Ксения мелко трясла головой. Алюминиевый крестик со стертой фигурой Христа дрожал на истерзанной груди.
– Можно. Если он тебя убьет, мы с Динкой тоже подохнем. Он и на нее лапу наложит, дай только волю. Козел гнусный.
– Лучше я, – теперь и у Ксении был потусторонний скрипящий голос.
– Если ты решишься, я помогу.
Лиза обдала ее пугающей чернотой взгляда, переломилась в талии и стала горстями кидать в лицо холодную воду из обомшелой кадки.
Ксения одевалась в предбаннике долго, словно в бреду: пальцы плохо слушались, платок соскальзывал с влажных волос, от ватника оторвалась пуговица, мелькнула черным водоворотиком и закатилась в щель между досками пола.
Нет прощения. Нет прощения – ни ему, ни ей, Ксении.
Старые валенки соскользнули с обледенелой ступеньки. Еще немного и, потеряв равновесие, треснулась бы головой о край одного из блоков, на которых стоит баня. Надо было новые валенки надеть, на резине. Упадешь вот так, и никакая обувка тебе уже не понадобится – ни старая, ни «выходная».

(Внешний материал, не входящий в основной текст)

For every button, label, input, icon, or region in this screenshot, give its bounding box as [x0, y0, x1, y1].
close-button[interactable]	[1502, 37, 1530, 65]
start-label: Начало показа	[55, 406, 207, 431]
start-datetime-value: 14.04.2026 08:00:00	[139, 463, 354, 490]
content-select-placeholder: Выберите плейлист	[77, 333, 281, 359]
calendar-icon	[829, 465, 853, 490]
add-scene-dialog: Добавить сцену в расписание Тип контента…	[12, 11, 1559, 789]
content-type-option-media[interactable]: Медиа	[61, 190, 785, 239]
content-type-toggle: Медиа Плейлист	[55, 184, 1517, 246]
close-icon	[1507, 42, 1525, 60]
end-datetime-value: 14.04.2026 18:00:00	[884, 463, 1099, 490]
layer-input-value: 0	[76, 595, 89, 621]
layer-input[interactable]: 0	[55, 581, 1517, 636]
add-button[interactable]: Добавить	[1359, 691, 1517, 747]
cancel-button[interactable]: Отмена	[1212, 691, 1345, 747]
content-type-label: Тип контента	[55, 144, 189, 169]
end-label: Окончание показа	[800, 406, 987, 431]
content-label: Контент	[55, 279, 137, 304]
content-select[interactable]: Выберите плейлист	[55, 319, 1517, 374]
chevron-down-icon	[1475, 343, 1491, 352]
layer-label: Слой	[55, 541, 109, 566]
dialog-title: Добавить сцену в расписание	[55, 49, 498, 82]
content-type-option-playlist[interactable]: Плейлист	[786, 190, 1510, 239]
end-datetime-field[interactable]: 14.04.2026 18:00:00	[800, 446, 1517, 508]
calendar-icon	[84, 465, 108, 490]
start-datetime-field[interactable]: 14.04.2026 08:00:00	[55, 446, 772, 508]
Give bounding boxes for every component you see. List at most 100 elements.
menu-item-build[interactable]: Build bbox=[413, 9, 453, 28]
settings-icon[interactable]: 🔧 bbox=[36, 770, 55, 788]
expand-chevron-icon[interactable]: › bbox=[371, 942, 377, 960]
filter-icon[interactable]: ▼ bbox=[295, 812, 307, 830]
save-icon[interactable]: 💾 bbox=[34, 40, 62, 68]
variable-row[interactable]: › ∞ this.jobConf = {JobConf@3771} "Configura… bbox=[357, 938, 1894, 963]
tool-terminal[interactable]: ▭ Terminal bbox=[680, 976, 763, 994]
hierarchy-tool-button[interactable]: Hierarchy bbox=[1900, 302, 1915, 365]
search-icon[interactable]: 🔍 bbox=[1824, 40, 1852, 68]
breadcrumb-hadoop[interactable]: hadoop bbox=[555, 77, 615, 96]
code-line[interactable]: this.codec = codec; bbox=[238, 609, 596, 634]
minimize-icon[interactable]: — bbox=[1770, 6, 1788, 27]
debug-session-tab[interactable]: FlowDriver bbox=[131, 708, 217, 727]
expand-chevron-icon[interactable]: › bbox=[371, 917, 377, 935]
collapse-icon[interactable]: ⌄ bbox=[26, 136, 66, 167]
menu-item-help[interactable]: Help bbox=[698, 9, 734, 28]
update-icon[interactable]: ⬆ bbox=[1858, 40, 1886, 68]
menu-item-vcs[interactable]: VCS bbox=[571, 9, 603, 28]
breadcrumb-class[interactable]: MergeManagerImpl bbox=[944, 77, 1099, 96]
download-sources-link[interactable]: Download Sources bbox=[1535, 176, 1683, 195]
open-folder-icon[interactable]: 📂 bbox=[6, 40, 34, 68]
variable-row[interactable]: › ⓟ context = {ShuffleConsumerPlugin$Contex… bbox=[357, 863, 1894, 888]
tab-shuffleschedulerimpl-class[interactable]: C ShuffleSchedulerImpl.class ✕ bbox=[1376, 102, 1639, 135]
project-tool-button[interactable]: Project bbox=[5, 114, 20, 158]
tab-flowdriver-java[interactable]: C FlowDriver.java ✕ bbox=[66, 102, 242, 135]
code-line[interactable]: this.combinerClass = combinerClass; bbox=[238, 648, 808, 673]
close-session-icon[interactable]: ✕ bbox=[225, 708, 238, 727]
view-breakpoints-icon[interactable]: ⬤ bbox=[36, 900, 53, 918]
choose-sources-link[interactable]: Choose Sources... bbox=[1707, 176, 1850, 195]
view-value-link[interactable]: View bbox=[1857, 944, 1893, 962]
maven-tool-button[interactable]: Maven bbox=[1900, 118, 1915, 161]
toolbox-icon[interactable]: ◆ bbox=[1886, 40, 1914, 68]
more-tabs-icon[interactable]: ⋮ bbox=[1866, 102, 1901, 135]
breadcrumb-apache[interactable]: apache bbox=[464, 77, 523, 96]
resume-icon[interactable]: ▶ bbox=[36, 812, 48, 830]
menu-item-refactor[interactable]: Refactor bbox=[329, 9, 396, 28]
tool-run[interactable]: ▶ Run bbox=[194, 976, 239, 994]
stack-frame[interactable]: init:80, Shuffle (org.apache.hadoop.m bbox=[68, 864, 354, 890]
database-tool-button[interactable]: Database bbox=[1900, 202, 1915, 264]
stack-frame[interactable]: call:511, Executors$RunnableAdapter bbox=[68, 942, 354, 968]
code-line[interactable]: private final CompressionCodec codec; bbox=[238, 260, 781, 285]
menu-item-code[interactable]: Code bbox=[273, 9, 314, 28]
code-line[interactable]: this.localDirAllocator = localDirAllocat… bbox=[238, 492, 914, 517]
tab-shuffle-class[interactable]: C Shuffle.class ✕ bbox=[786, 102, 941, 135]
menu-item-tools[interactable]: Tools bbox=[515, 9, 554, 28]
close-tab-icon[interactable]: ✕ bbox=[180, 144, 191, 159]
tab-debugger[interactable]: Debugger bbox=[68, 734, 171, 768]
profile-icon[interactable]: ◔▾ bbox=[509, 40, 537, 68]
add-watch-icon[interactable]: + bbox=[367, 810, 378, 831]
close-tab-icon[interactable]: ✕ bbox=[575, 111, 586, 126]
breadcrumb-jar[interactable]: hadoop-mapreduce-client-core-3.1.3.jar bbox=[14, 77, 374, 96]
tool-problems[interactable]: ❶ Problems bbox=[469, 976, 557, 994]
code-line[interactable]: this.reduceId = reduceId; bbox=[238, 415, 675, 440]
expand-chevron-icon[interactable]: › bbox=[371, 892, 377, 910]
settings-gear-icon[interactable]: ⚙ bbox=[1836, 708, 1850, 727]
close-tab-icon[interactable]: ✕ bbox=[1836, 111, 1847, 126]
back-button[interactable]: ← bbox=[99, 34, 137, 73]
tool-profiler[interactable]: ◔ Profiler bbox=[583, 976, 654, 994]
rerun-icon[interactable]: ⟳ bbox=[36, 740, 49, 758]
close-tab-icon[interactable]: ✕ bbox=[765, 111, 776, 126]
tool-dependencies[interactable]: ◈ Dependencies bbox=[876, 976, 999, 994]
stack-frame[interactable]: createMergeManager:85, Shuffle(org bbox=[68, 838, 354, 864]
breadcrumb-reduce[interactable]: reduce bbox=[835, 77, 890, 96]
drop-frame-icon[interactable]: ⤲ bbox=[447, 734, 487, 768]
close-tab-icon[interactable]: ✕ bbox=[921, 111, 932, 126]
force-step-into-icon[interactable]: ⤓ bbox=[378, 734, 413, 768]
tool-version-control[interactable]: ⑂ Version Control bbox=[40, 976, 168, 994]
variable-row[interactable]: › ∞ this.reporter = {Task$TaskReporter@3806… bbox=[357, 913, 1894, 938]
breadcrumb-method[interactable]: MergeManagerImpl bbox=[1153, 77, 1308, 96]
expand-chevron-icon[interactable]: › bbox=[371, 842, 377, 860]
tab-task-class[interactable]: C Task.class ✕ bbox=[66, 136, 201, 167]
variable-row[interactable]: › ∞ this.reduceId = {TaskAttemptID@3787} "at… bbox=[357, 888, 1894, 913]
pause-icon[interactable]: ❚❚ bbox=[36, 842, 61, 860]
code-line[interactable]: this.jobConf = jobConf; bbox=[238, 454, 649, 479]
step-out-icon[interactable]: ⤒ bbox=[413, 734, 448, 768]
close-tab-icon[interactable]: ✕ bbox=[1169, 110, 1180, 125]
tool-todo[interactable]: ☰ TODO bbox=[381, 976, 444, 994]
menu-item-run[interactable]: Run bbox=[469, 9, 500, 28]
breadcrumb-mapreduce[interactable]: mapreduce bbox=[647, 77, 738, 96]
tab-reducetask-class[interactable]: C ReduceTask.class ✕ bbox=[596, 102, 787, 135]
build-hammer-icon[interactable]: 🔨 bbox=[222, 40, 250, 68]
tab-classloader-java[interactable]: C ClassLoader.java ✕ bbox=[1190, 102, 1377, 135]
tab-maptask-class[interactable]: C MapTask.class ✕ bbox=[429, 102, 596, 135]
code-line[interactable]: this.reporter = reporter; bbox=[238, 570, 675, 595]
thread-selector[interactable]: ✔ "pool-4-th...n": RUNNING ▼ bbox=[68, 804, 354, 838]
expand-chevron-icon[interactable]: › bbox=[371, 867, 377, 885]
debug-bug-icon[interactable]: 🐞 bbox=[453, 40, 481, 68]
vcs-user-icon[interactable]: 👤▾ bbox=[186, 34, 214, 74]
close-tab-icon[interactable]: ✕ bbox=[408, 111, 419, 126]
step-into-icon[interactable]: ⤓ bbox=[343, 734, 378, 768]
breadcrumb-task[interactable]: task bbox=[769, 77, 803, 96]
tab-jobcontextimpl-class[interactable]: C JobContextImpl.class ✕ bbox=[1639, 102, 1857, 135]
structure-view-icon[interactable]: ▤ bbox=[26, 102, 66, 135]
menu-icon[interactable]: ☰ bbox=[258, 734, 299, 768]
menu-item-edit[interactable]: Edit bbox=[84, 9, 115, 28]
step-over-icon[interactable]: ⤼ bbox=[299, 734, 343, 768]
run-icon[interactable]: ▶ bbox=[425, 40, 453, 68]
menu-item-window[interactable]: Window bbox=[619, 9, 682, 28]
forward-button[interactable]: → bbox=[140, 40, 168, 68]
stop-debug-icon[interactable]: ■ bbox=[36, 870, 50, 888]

Ой ты Коля, Коля, Николай,
Сиди дома, не гуляй,
Не ходи на тот конец,
Ох, не носи девкам колец.
Валенки да валенки,
Эх, не подшиты стареньки.
Кровавое солнце катилось за горизонт – луч вспыхнул на отполированной до белизны рукояти топора, врубленного в колоду.
Перст указующий.
Остановилась, поглядела. Выдернула топор без всякого усилия, как из масла. На холодном металле блестел иней, так и хотелось припасть к нему разгоряченным ртом. Ловушка детства. Тысячу жизней назад она лизнула турник во дворе: подружки побежали за бабушкой, и она скоро вышла с чайником теплой воды, но Ксения уже сидела на скамейке и делала вид, что ничего не произошло. Язык потом пару дней болел, и у всей еды был кислый металлический привкус.
Нельзя.
Нельзя ошибиться.
Топором ударишь его – обухом себя.
Что тогда будет с девочками?
Утром следующего дня Ксения появилась в дверях кухни, пошатываясь. Под глазом наливался синяк, в уголке рта запеклась кровь. Светлов провел веселую ночку.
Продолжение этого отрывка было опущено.